Space Shuttle Atlantis STS-125 astronauts, (R-L) commander Scott Altman, pilo...

Photo by Joe Raedle / Getty Images

Above: Space Shuttle Atlantis STS-125 astronauts, (R-L) commander Scott Altman, pilot Greg Johnson, mission specialists Megan McArthur, mission specialists John Grunsfeld, Mission Specialist Andrew J. Feustel, and mission specialist Michael T. Good wave as they prepare to head to the launch pad for a 2:01pm launch today at Kennedy Space Center on May 11, 2009 in Cape Canaveral, Florida.


An astronaut who earned her doctorate at UC San Diego was blasted into space today aboard the space shuttle Atlantis, which took off from Kennedy Space Center in Florida for a mission to make improvements to the Hubble Space Telescope.

— One of the seven astronauts on the Space Shuttle trip to repair the Hubble Telescope is a graduate of UC San Diego.
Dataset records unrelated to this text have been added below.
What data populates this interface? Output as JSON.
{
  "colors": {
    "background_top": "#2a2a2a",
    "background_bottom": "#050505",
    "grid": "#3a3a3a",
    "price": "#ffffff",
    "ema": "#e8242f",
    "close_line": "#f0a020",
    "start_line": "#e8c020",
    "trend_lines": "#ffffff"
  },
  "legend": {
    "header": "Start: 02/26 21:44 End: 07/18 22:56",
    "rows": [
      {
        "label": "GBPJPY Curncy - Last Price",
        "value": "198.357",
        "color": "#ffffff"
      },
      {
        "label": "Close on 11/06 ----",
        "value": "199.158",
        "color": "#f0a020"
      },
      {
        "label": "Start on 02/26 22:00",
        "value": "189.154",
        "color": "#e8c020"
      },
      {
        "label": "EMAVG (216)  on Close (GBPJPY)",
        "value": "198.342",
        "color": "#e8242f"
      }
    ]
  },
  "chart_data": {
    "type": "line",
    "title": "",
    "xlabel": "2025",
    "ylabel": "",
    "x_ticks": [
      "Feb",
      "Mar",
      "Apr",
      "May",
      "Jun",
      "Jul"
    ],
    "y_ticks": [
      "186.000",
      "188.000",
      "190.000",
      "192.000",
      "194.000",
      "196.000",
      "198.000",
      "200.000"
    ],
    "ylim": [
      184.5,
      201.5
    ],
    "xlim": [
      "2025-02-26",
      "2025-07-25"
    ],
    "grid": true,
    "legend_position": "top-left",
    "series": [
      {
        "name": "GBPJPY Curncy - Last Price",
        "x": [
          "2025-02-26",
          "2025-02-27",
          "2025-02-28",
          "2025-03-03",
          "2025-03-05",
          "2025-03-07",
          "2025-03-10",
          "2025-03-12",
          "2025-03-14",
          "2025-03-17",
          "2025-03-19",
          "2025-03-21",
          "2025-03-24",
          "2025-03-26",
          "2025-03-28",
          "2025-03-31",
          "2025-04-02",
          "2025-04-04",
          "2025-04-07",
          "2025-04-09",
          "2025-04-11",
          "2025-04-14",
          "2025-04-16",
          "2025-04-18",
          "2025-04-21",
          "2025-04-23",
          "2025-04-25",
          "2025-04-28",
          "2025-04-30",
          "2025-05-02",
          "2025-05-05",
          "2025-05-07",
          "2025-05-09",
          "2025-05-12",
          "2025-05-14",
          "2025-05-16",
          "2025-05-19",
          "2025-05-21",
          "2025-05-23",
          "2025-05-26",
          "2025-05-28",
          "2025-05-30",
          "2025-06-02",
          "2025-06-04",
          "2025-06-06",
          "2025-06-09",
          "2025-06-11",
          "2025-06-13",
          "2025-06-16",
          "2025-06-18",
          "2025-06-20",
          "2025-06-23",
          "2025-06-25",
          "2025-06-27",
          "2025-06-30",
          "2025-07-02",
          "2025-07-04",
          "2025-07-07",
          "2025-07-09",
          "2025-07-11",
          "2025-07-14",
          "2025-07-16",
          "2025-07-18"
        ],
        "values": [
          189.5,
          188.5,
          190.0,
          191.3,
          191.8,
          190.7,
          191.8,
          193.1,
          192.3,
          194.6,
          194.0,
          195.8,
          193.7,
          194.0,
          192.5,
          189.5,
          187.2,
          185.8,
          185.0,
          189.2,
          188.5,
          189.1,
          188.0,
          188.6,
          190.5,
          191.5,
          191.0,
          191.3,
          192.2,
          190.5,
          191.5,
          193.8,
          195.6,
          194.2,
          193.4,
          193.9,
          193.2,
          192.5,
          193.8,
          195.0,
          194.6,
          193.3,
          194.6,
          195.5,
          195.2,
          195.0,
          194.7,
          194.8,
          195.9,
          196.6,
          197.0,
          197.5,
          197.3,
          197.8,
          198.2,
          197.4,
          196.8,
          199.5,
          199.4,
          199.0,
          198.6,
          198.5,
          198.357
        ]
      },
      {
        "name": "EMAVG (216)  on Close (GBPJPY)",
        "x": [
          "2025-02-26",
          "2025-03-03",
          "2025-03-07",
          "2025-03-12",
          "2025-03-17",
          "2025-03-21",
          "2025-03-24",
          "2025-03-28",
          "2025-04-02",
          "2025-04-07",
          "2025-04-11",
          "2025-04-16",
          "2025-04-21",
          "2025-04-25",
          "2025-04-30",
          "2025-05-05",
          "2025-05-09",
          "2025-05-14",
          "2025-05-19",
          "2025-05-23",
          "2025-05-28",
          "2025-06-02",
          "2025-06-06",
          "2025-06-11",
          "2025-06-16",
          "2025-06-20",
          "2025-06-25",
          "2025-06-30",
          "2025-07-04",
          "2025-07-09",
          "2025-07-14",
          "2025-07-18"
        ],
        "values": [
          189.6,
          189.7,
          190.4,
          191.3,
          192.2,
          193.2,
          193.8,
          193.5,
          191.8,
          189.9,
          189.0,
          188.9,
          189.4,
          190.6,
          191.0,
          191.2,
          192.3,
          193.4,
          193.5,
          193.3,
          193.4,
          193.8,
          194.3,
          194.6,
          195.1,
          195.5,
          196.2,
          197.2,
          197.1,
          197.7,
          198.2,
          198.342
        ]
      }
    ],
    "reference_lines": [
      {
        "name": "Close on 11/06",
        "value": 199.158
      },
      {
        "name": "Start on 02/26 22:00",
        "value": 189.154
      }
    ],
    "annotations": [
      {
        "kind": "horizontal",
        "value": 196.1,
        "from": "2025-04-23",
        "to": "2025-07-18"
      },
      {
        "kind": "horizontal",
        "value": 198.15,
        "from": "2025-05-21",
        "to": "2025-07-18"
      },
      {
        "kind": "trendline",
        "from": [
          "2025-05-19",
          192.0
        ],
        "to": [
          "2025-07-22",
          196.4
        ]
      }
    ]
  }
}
KPBS Reporter Ed Joyce was on the La Jolla campus Monday as a group watched Megan McArthur's maiden voyage.

Sixty UCSD faculty, staff, students and friends gathered to view the launch of the Space Shuttle Atlantis on a theatre-sized screen. Megan McArthur, a Scripps Institution of Oceanography graduate, is the only woman and one of four rookie astronauts on the 11-day Hubble mission.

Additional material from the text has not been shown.